Un contrat social pour augmenter les salaires et améliorer la compétitivité des entreprises

Une situation économique dégradée et un pouvoir d’achat au plus bas

 

La politique économique du parti des Philippe Germain/Gomès en matière de lutte contre la vie chère a été un échec et un mensonge.

Le matraquage fiscal de l’ordre de 15 milliards en 5 ans organisé avec la création de la CCS, la hausse de la taxe sur l’essence, la hausse de la taxe sur les produits alimentaires et la baisse du quotient familial pour les classes moyennes a conduit à une baisse importante du pouvoir d’achat des Calédoniens.

Par ailleurs, la pression du dirigisme économique sur les entreprises, a abouti à un ralentissement de la consommation et à la destruction de 1 500 emplois dans le secteur privé ces 3 dernières années.

Pour la première fois depuis longtemps la Nouvelle-Calédonie est confrontée au chômage.

Des charges sociales qui pénalisent l’emploi

Le niveau actuel des charges sociales est devenu insupportable pour les entreprises, notamment pour les PME, qui doivent faire face à une baisse de leur activité.

Cela a pour conséquence des destructions d’emplois ou une stagnation de la politique salariale.

Or en Nouvelle-Calédonie les inégalités sont bien plus marquées qu’en métropole. Les écarts de revenus y sont environ deux fois plus élevés comme le souligne l’ISEE : 

“Le rapport inter-décile, qui mesure l’écart entre les revenus des 10 % les plus riches et les revenus des 10 % les plus modestes, est estimé à 7,9 contre 3,6 en Métropole et 5,8 pour l’ensemble des DOM”

Il y a donc urgence à redonner de l’air aux entreprises pour recréer de l’emploi et permettre une hausse des salaires.

 

Un contrat social gagnant-gagnant pour l’employeur et le salarié

L’avenir en confiance défend une politique économique basée sur les relances de la consommation et de l’investissement, permettant de créer de la richesse qui doit être redistribuée.

Nous proposons un véritable « contrat social » qui serait fondé sur une baisse des charges sociales en contre partie :

  • de créations d’emplois ;
  • de hausses des salaires, notamment pour les plus bas.

L’employeur et le salarié s’inscriraient ainsi dans une démarche « gagnant-gagnant » qui participerait à la relance de la consommation

Il s’agirait ainsi d’une démarche volontaire des entreprises qui adhéreraient à un contrat social. Si elles souhaitent bénéficier de la baisse des charges pour améliorer leur compétitivité elles devront également créer des emplois et/ou augmenter les salaires.

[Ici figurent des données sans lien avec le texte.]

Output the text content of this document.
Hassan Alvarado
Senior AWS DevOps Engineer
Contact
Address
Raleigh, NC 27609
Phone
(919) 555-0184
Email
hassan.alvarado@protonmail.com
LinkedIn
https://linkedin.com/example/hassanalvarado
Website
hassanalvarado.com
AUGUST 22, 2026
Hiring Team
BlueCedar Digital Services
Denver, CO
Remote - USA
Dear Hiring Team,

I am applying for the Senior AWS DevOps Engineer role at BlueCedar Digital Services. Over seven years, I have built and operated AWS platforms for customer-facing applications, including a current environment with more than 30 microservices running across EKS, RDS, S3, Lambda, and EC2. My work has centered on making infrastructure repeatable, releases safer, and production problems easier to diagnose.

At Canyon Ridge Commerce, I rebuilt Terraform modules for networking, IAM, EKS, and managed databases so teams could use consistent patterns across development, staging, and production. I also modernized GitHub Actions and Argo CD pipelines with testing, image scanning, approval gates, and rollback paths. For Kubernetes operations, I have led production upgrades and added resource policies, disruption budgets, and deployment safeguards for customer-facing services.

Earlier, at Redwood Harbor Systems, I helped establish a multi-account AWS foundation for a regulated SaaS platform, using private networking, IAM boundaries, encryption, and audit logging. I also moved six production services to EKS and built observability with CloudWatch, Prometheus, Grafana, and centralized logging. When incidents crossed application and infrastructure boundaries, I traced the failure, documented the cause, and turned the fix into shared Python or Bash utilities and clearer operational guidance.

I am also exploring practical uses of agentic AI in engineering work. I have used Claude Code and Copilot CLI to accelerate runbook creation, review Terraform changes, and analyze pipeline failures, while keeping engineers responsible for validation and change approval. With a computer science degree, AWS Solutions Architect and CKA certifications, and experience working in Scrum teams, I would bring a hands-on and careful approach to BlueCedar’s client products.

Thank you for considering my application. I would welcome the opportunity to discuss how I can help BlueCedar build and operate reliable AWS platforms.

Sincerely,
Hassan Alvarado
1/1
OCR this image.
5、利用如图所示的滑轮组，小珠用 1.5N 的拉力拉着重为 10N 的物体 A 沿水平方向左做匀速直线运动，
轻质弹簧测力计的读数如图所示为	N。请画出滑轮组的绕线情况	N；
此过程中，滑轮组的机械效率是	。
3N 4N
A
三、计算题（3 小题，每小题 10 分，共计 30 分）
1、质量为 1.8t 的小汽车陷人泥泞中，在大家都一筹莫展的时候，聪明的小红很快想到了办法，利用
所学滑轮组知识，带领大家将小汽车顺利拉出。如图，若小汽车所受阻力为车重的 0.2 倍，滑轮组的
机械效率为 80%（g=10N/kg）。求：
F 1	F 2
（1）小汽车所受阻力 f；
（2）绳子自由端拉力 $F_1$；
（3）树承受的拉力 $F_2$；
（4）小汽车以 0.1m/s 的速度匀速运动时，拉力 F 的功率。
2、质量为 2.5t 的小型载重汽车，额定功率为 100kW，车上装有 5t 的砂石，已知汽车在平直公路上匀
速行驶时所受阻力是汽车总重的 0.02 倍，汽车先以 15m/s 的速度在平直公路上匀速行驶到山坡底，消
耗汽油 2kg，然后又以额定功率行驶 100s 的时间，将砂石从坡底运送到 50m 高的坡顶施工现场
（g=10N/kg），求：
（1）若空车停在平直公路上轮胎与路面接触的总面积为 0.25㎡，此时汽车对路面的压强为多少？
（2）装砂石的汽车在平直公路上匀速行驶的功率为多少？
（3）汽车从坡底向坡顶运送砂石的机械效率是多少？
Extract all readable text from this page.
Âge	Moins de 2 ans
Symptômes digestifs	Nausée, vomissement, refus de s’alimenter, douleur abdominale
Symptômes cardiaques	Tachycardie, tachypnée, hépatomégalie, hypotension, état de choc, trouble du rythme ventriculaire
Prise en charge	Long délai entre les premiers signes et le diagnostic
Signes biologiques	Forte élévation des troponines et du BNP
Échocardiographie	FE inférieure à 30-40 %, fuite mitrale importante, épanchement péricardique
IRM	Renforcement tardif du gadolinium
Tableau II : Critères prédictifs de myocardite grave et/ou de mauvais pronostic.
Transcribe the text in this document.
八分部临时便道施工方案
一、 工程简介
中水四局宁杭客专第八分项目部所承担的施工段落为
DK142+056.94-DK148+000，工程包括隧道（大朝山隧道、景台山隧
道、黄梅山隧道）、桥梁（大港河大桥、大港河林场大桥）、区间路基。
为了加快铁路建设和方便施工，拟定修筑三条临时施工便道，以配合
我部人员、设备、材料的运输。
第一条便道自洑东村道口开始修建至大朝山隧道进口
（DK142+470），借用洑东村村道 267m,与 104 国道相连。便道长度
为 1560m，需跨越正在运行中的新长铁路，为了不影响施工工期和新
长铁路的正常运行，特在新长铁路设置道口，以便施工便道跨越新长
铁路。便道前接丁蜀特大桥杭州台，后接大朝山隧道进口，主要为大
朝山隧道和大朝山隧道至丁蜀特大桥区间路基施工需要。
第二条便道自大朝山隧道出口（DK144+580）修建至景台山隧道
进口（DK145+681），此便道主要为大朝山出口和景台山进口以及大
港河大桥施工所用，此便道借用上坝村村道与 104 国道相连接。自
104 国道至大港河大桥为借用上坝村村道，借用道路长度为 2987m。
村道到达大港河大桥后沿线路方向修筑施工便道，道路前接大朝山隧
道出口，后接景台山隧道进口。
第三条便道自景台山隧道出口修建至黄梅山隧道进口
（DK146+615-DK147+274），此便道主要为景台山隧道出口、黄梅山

Par ailleurs, cette hausse des salaires serait accompagnée d’une revalorisation des petites retraites sur 5 ans.

La politique de Calédonie Ensemble de ces dernières années a consisté à opposer les salariés aux chefs d’entreprises, ce qui a constitué un échec.

Nous souhaitons retisser ce lien pour que l’entreprise redevienne ainsi un lieu de réussite sociale pour tous !

Comment financer la mesure ?

L’Avenir en confiance souhaite compenser cette mesure grâce à trois axes :

  • Une baisse des dépenses publiques : nous proposerons dès le début de la mandature, en collaboration avec les partenaires sociaux et la société civile, un plan de réduction des dépenses publiques dont les économies seront réinvesties en partie dans le pouvoir d’achat des salariés et la compétitivité des entreprises.
  • La relance de l’activité : cette politique de relance de la consommation aura comme effet un apport de nouvelles rentrées fiscales et de cotisations sociales qui viendra compenser le manque à gagner de la baisse des charges.
  • Redonner aux Calédoniens les 4 milliards F.CFP en trop que le gouvernement Germain a ponctionné avec l’instauration de la TGC. Il s’agit d’un volet redistributif de la TGC qui n’avait pas été prévu et qui permettra d’augmenter les salaires.